Two Italian women arrived for their first visit. Dancing tango was not the challenge for either of them; getting to the floor was. They sat in the second row where they found it difficult to get men to look their way. They didn’t watch the floor to find partners of the same height who were good dancers. They rushed to the floor and walked to meet partners, not waiting for them to arrive at the edge of the floor. Their goal was to dance.  They realized that thirteen days is not enough.

An enthusiastic newbie arrived Sunday at Lo de Celia. He stood out in the crowd for his height at more than 6 feet. He did not wait for the hostess to escort him to a table; he decided to find a seat himself. The tanda was in progress, but that didn’t keep him from walking along the edge against the flow of dancers to find a seat. He didn’t notice that the front row seat was in the women’s section, but he asked anyway. Finally, he went to the aisle behind the tables to find his group. It didn’t occur to this newbie that the seat was already occupied and that a single man doesn’t sit among single women.
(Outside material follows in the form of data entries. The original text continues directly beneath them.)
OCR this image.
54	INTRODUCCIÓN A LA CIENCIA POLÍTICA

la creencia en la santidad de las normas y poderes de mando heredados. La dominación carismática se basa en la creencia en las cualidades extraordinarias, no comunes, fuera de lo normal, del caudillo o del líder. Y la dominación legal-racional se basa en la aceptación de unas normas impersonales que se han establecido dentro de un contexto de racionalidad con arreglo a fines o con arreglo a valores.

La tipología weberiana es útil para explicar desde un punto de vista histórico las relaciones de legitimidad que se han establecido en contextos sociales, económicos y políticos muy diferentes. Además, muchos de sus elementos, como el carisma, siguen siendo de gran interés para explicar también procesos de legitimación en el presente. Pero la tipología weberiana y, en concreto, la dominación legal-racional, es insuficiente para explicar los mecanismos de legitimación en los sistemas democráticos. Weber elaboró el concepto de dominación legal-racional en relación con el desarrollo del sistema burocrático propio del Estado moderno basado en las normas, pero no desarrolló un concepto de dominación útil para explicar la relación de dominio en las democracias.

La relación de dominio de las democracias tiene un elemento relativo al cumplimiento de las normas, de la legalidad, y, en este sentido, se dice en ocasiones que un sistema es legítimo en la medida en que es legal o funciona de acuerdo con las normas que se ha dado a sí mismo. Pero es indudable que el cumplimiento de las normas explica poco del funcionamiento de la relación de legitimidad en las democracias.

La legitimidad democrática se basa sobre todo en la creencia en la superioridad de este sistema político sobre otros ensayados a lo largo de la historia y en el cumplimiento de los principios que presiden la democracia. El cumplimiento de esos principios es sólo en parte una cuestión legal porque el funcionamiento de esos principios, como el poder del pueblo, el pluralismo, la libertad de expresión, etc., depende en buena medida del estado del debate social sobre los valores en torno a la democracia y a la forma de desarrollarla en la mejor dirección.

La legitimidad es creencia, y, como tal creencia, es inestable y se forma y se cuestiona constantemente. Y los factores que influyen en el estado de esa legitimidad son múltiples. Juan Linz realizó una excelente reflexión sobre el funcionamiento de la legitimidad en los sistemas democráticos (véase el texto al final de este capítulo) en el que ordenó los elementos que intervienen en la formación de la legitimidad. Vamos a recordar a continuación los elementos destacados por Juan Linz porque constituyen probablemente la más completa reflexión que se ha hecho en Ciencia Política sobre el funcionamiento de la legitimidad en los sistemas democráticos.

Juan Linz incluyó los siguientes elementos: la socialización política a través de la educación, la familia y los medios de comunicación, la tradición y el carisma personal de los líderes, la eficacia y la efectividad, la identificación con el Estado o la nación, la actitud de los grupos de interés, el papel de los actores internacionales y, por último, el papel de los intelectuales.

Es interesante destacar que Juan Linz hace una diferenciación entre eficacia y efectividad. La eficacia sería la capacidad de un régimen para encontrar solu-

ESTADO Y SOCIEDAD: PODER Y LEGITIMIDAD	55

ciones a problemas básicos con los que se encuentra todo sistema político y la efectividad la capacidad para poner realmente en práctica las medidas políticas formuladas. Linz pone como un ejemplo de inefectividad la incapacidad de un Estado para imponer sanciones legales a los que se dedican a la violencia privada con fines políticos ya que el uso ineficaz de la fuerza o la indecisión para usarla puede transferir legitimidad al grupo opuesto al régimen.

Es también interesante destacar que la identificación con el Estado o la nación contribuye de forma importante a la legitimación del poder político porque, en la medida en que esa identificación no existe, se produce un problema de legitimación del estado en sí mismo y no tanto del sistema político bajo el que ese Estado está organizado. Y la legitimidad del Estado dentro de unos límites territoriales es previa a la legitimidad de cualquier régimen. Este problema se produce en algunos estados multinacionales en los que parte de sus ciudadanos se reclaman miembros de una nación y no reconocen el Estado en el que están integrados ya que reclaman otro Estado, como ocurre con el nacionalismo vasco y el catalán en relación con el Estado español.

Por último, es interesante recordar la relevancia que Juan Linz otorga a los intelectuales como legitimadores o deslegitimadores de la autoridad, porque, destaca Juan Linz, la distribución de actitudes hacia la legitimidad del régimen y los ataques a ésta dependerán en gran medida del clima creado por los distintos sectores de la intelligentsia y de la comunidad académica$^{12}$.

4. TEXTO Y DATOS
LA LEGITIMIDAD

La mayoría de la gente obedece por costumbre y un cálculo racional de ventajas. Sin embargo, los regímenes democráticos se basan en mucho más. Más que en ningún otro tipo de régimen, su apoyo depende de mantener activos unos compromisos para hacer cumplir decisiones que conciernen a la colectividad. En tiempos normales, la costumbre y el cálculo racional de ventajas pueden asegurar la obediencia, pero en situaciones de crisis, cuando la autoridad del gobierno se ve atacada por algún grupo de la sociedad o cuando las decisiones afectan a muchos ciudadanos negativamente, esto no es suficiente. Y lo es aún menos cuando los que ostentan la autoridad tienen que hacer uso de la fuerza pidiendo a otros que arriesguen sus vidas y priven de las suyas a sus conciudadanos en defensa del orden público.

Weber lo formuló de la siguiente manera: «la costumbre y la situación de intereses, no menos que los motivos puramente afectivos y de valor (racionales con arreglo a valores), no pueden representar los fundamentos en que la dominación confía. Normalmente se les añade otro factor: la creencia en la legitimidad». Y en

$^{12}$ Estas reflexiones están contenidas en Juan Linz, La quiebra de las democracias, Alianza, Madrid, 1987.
Fools rush in, and so do newbies.


3 Responses to “Newbies”

  1. Paul Says:

    Still, one needs to remember that many (perhaps most) tango tourists visiting Buenos Aires are likely to have come from dance schools that focus almost entirely on the teaching of steps and sequences mostly derived from a stage version of tango. Little, if any, attention is given to the transmission of knowledge about the cultural setting and codes. This may be down to remediable ignorance or astute commercial positioning that focuses on giving the naïve the flash moves they mostly clamour for.

    As with other kinds of tourism, those who prepare well for a trip by reading up on local culture and traditions are likely to show more sensitivity to local customs and consequently gain more from the experience.

    For readers wanting to avoid the faux pas described above, I would recommend the following earlier post in this blog along with the extensive description of milonga customs to be found in Tango Voice’s Codes and Customs of Milongas in Buenos Aires and Do Milongas Exist outside Argentina .

  2. Chris Says:


    This reminds me of a recent Times newspaper travel article by a British couple who went to BA to Discover The Tango. “When we reached the milonga we found we were out of our league despite having done a whole day of classes.”

    No doubt they went home thinking the reason the locals danced so much better is that they’d done more classes….

  3. Lewis Katz Says:

    Janis, thank you for trying to let us how we “newbies” are spotted @ Milongas in BsAs. I hope next time I come to BsAs and go to a Milonga nobody will be able to identify me. I am grateful we met and chat last October. Your feedback is always very good and well intended. Also the comments above from Paul and Chris are very useful.
    There is NO substitute for tangoing in Buenos Aires and we want to arrive well prepared.